MORISON, ROBERT, an eminent botanist of the seventeenth century, was born at Aberdeen in the year 1620. He completed his education in the university of that city, and in 1638 took the degree of Doctor of Philosophy. He was originally designed by his parents for the church, but his own taste led him to the study of botany and physic; and his attachment to those sciences finally prevailing over every other consideration, he began to follow them as a profession. His attachment to the royal cause, induced him to take an active part in the political disturbances of his times. He was present at the battle of the Bridge of Dee, near Aberdeen, and was severely wounded in that engagement. On his recovery, he went to Paris, where he obtained employment as a tutor to the son of counsellor Brizet; but at the same time he zealously devoted himself to the study of botany, anatomy, and zoology.
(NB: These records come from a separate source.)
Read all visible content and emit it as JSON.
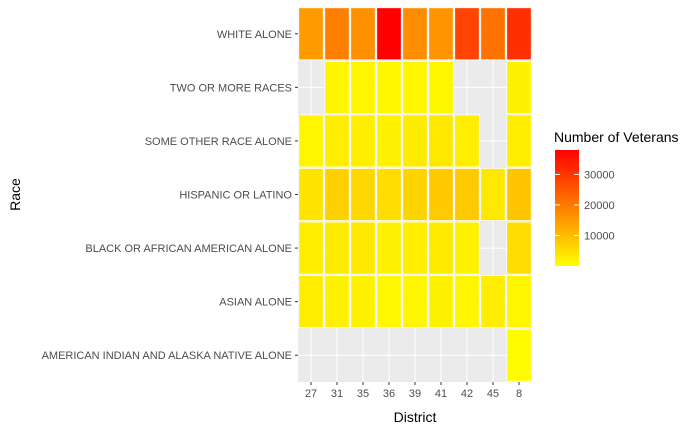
{
  "chart_data": {
    "type": "heatmap",
    "xlabel": "District",
    "ylabel": "Race",
    "x_categories": [
      "27",
      "31",
      "35",
      "36",
      "39",
      "41",
      "42",
      "45",
      "8"
    ],
    "y_categories": [
      "WHITE ALONE",
      "TWO OR MORE RACES",
      "SOME OTHER RACE ALONE",
      "HISPANIC OR LATINO",
      "BLACK OR AFRICAN AMERICAN ALONE",
      "ASIAN ALONE",
      "AMERICAN INDIAN AND ALASKA NATIVE ALONE"
    ],
    "cells": [
      {
        "race": "WHITE ALONE",
        "district": "27",
        "value": 15000
      },
      {
        "race": "WHITE ALONE",
        "district": "31",
        "value": 19000
      },
      {
        "race": "WHITE ALONE",
        "district": "35",
        "value": 16500
      },
      {
        "race": "WHITE ALONE",
        "district": "36",
        "value": 38000
      },
      {
        "race": "WHITE ALONE",
        "district": "39",
        "value": 17000
      },
      {
        "race": "WHITE ALONE",
        "district": "41",
        "value": 16000
      },
      {
        "race": "WHITE ALONE",
        "district": "42",
        "value": 28000
      },
      {
        "race": "WHITE ALONE",
        "district": "45",
        "value": 21000
      },
      {
        "race": "WHITE ALONE",
        "district": "8",
        "value": 31000
      },
      {
        "race": "TWO OR MORE RACES",
        "district": "31",
        "value": 1500
      },
      {
        "race": "TWO OR MORE RACES",
        "district": "35",
        "value": 1500
      },
      {
        "race": "TWO OR MORE RACES",
        "district": "36",
        "value": 1200
      },
      {
        "race": "TWO OR MORE RACES",
        "district": "39",
        "value": 1500
      },
      {
        "race": "TWO OR MORE RACES",
        "district": "41",
        "value": 1300
      },
      {
        "race": "TWO OR MORE RACES",
        "district": "8",
        "value": 2000
      },
      {
        "race": "SOME OTHER RACE ALONE",
        "district": "27",
        "value": 1500
      },
      {
        "race": "SOME OTHER RACE ALONE",
        "district": "31",
        "value": 2500
      },
      {
        "race": "SOME OTHER RACE ALONE",
        "district": "35",
        "value": 2500
      },
      {
        "race": "SOME OTHER RACE ALONE",
        "district": "36",
        "value": 2000
      },
      {
        "race": "SOME OTHER RACE ALONE",
        "district": "39",
        "value": 3000
      },
      {
        "race": "SOME OTHER RACE ALONE",
        "district": "41",
        "value": 3500
      },
      {
        "race": "SOME OTHER RACE ALONE",
        "district": "42",
        "value": 2500
      },
      {
        "race": "SOME OTHER RACE ALONE",
        "district": "8",
        "value": 2500
      },
      {
        "race": "HISPANIC OR LATINO",
        "district": "27",
        "value": 4000
      },
      {
        "race": "HISPANIC OR LATINO",
        "district": "31",
        "value": 7000
      },
      {
        "race": "HISPANIC OR LATINO",
        "district": "35",
        "value": 6000
      },
      {
        "race": "HISPANIC OR LATINO",
        "district": "36",
        "value": 5000
      },
      {
        "race": "HISPANIC OR LATINO",
        "district": "39",
        "value": 6500
      },
      {
        "race": "HISPANIC OR LATINO",
        "district": "41",
        "value": 8000
      },
      {
        "race": "HISPANIC OR LATINO",
        "district": "42",
        "value": 8000
      },
      {
        "race": "HISPANIC OR LATINO",
        "district": "45",
        "value": 3500
      },
      {
        "race": "HISPANIC OR LATINO",
        "district": "8",
        "value": 8500
      },
      {
        "race": "BLACK OR AFRICAN AMERICAN ALONE",
        "district": "27",
        "value": 2500
      },
      {
        "race": "BLACK OR AFRICAN AMERICAN ALONE",
        "district": "31",
        "value": 3000
      },
      {
        "race": "BLACK OR AFRICAN AMERICAN ALONE",
        "district": "35",
        "value": 3500
      },
      {
        "race": "BLACK OR AFRICAN AMERICAN ALONE",
        "district": "36",
        "value": 2000
      },
      {
        "race": "BLACK OR AFRICAN AMERICAN ALONE",
        "district": "39",
        "value": 2500
      },
      {
        "race": "BLACK OR AFRICAN AMERICAN ALONE",
        "district": "41",
        "value": 3000
      },
      {
        "race": "BLACK OR AFRICAN AMERICAN ALONE",
        "district": "42",
        "value": 2000
      },
      {
        "race": "BLACK OR AFRICAN AMERICAN ALONE",
        "district": "8",
        "value": 5000
      },
      {
        "race": "ASIAN ALONE",
        "district": "27",
        "value": 2500
      },
      {
        "race": "ASIAN ALONE",
        "district": "31",
        "value": 2000
      },
      {
        "race": "ASIAN ALONE",
        "district": "35",
        "value": 2000
      },
      {
        "race": "ASIAN ALONE",
        "district": "36",
        "value": 1000
      },
      {
        "race": "ASIAN ALONE",
        "district": "39",
        "value": 1500
      },
      {
        "race": "ASIAN ALONE",
        "district": "41",
        "value": 2000
      },
      {
        "race": "ASIAN ALONE",
        "district": "42",
        "value": 1500
      },
      {
        "race": "ASIAN ALONE",
        "district": "45",
        "value": 2500
      },
      {
        "race": "ASIAN ALONE",
        "district": "8",
        "value": 1500
      },
      {
        "race": "AMERICAN INDIAN AND ALASKA NATIVE ALONE",
        "district": "8",
        "value": 500
      }
    ],
    "legend": {
      "title": "Number of Veterans",
      "breaks": [
        10000,
        20000,
        30000
      ],
      "break_labels": [
        "10000",
        "20000",
        "30000"
      ],
      "min": 0,
      "max": 38000,
      "low_color": "#FFFF00",
      "high_color": "#FF0000",
      "placement": "right"
    },
    "panel_background": "#EBEBEB",
    "grid": true
  }
}
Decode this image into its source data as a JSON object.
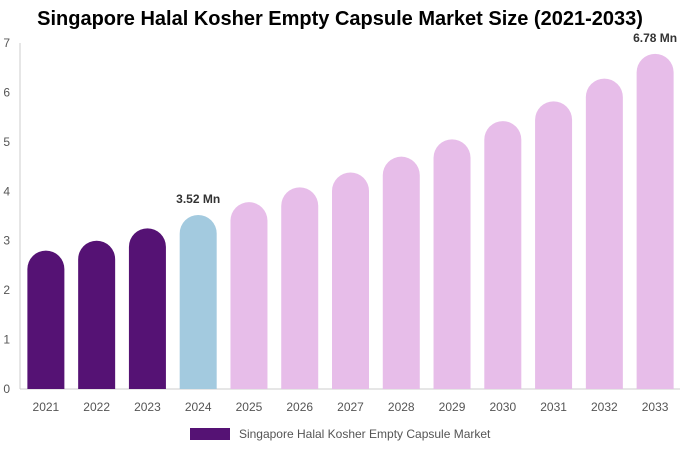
{
  "chart_data": {
    "type": "bar",
    "title": "Singapore Halal Kosher Empty Capsule Market Size (2021-2033)",
    "xlabel": "",
    "ylabel": "",
    "categories": [
      "2021",
      "2022",
      "2023",
      "2024",
      "2025",
      "2026",
      "2027",
      "2028",
      "2029",
      "2030",
      "2031",
      "2032",
      "2033"
    ],
    "series": [
      {
        "name": "Singapore Halal Kosher Empty Capsule Market",
        "values": [
          2.8,
          3.0,
          3.25,
          3.52,
          3.78,
          4.08,
          4.38,
          4.7,
          5.05,
          5.42,
          5.82,
          6.28,
          6.78
        ]
      }
    ],
    "ylim": [
      0,
      7
    ],
    "yticks": [
      0,
      1,
      2,
      3,
      4,
      5,
      6,
      7
    ],
    "data_labels": [
      {
        "index": 3,
        "text": "3.52 Mn"
      },
      {
        "index": 12,
        "text": "6.78 Mn"
      }
    ],
    "colors": {
      "historical": "#551274",
      "base_year": "#a3cadf",
      "forecast": "#e7bde9",
      "legend": "#551274",
      "axis": "#cccccc"
    },
    "grid": false,
    "legend_position": "bottom"
  }
}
In 1648, he took a doctor’s degree in physic at Angers; and now became so distinguished by his skill in botany, that, on the recommendation of Mr Robin, king’s botanist, he was taken into the patronage of the duke of Orleans, uncle to Louis XIV., and appointed, in 1650, intendant of the ducal gardens at Blois, with a handsome salary. In this situation he remained till the duke’s death, which took place in 1660. While employed in the capacity of intendant, Morison discovered to his patron, the duke of Orleans, the method of botany, which afterwards acquired him so much celebrity. The latter, much pleased with its ingenuity, and the talent which it displayed, afforded its discoverer every encouragement, to prosecute it to completion; and sent him, at his own expense, through various provinces of France, to search for new plants, and to acquire what other information such an excursion might afford. On this occasion, Morison travelled into Burgundy, Lyonnois, Languedoc, and Brittany, carefully investigated their coasts and isles, and returned with many rare, and some new plants, with which he enriched the garden of his patron.
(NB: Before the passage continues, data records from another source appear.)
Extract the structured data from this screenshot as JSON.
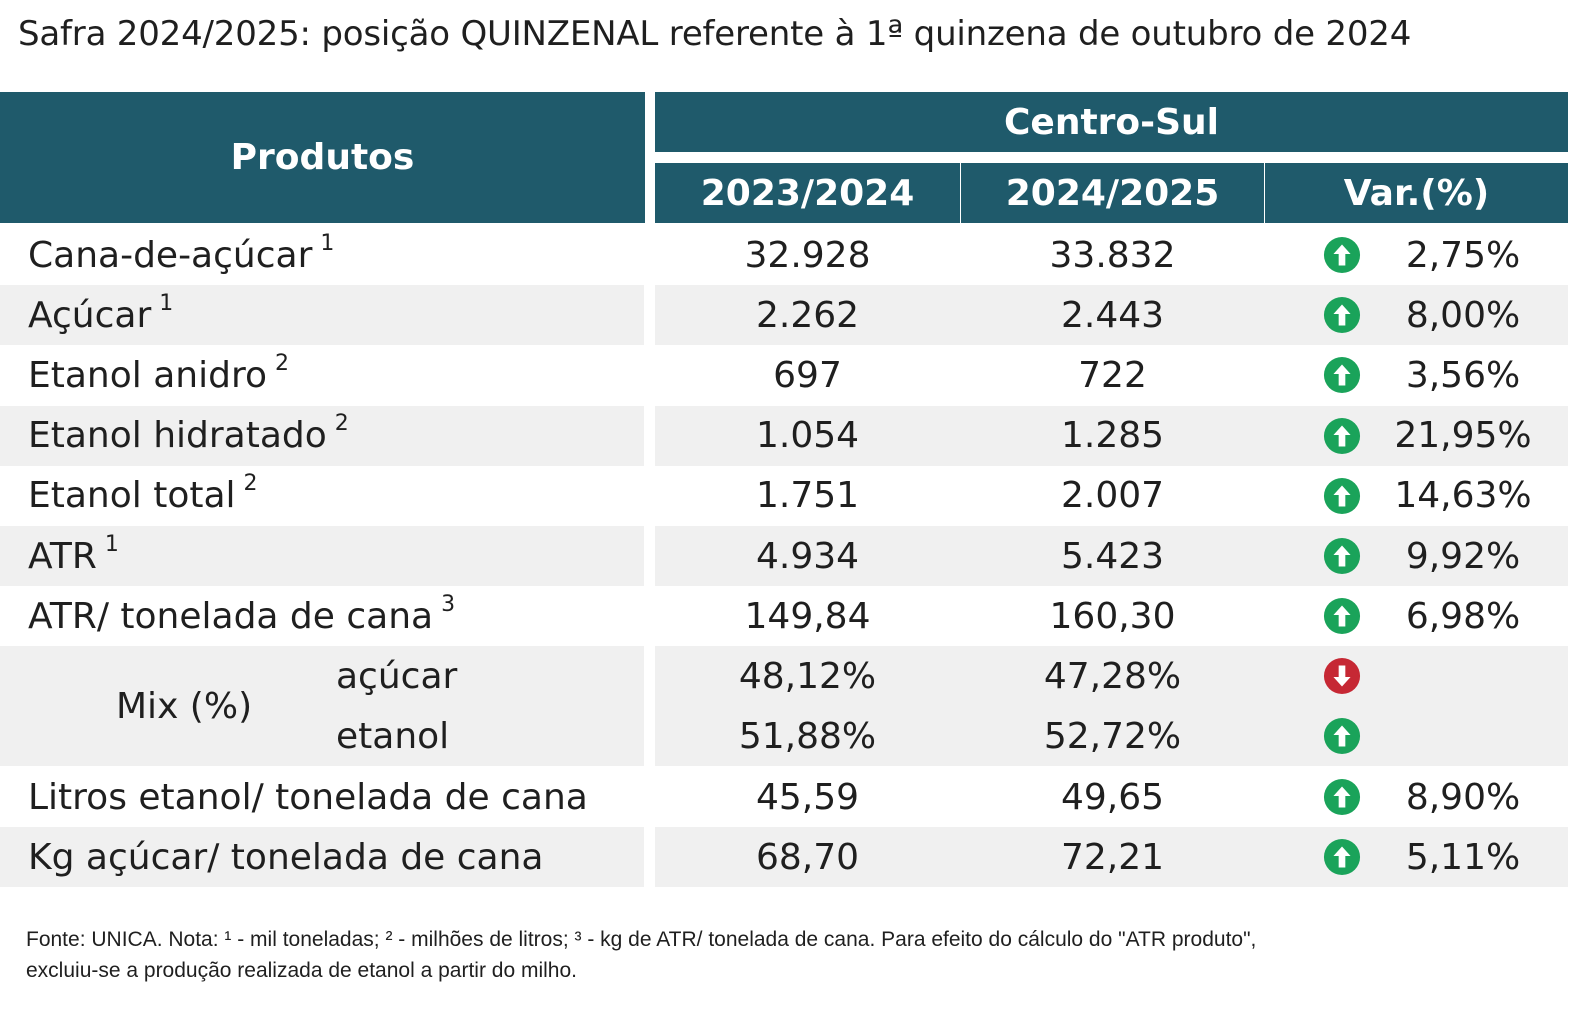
{
  "title": "Safra 2024/2025: posição QUINZENAL referente à 1ª quinzena de outubro de 2024",
  "header": {
    "products": "Produtos",
    "region": "Centro-Sul",
    "col_prev": "2023/2024",
    "col_curr": "2024/2025",
    "col_var": "Var.(%)"
  },
  "colors": {
    "header_bg": "#1f5a6b",
    "up": "#1aa35a",
    "down": "#c62834",
    "shade": "#f0f0f0"
  },
  "rows": [
    {
      "label": "Cana-de-açúcar",
      "sup": "1",
      "prev": "32.928",
      "curr": "33.832",
      "trend": "up",
      "var": "2,75%"
    },
    {
      "label": "Açúcar",
      "sup": "1",
      "prev": "2.262",
      "curr": "2.443",
      "trend": "up",
      "var": "8,00%"
    },
    {
      "label": "Etanol anidro",
      "sup": "2",
      "prev": "697",
      "curr": "722",
      "trend": "up",
      "var": "3,56%"
    },
    {
      "label": "Etanol hidratado",
      "sup": "2",
      "prev": "1.054",
      "curr": "1.285",
      "trend": "up",
      "var": "21,95%"
    },
    {
      "label": "Etanol total",
      "sup": "2",
      "prev": "1.751",
      "curr": "2.007",
      "trend": "up",
      "var": "14,63%"
    },
    {
      "label": "ATR",
      "sup": "1",
      "prev": "4.934",
      "curr": "5.423",
      "trend": "up",
      "var": "9,92%"
    },
    {
      "label": "ATR/ tonelada de cana",
      "sup": "3",
      "prev": "149,84",
      "curr": "160,30",
      "trend": "up",
      "var": "6,98%"
    }
  ],
  "mix": {
    "label": "Mix (%)",
    "sugar": {
      "label": "açúcar",
      "prev": "48,12%",
      "curr": "47,28%",
      "trend": "down"
    },
    "ethanol": {
      "label": "etanol",
      "prev": "51,88%",
      "curr": "52,72%",
      "trend": "up"
    }
  },
  "rows_after": [
    {
      "label": "Litros etanol/ tonelada de cana",
      "prev": "45,59",
      "curr": "49,65",
      "trend": "up",
      "var": "8,90%"
    },
    {
      "label": "Kg açúcar/ tonelada de cana",
      "prev": "68,70",
      "curr": "72,21",
      "trend": "up",
      "var": "5,11%"
    }
  ],
  "footnote_line1": "Fonte: UNICA. Nota: ¹ - mil toneladas; ² - milhões de litros; ³ - kg de ATR/ tonelada de cana. Para efeito do cálculo do \"ATR produto\",",
  "footnote_line2": "excluiu-se a produção realizada de etanol a partir do milho."
}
On the death of the duke of Orleans, he was invited to England by Charles II., who had known him while he was in the service of Orleans. His reputation, however, as a botanist, now stood so high, that he was considered as a national acquisition, and was earnestly solicited by Fouquet to remain in France, who, to induce him to comply, made him an offer of a handsome settlement. But love of country prevailed, and he returned to England. On his arrival, Charles bestowed on him the title of king’s physician, and appointed him royal professor of botany, with a salary of 200 per annum, and a free house as superintendent of botany. He was shortly afterwards elected Fellow of the Royal College of Physicians, and daily became more and more celebrated for his knowledge of botany. In the situations to which he was appointed by the king, he remained till 1669, when he was elected, through the interest of the leading men of the university of Oxford, botanic professor of that institution, on the 16th December of the year above named; and on the day following, was incorporated doctor of physic. Here he read his first lecture in the physic school, in September, 1670, and then removed to the physic garden, where he lectured three times a-week to considerable audiences.

This appointment he held, occasionally employing himself besides on his great work, Historia Plantarum Oxoniensis, till his death, which took place on the 9th November, 1683, in consequence of an injury which he received from the pole of a carriage, as he was crossing a street. He died on the day following the accident, at his house in Green street, Leicester-fields, and was buried in the church of St Martin’s-in-the-fields, Westminster.

Morison’s first publication was a work, entitled, "Hortus Regius Blesensis auctus; accessit Index Plantarum in Horto contentarum, nomine Scriptorum et Observationes generaliores, seu Praeludiorum pars prior, London, 1669," 12mo. This work added greatly to his reputation, and was the means of recommending him to the professorship at Oxford. His next publication was, "Plantarum Umbelliferarum Distributio Nova, per tabulas cognationis et afflnitatis, ex libro Naturae observata et delecta, Oxon, 1672," fol. This was given as a specimen of his great work, "Historia Plantarum Universalis Oxoniensis." It attracted the notice of the learned throughout all Europe, and added greatly to his reputation. Encouraged by its reception, he proceeded vigorously with the work which was intended to typify, and produced the first volume, under the title already quoted, in 1680. His death, however, prevented its completion, and left him time to finish nine only of the fifteen classes of his own system.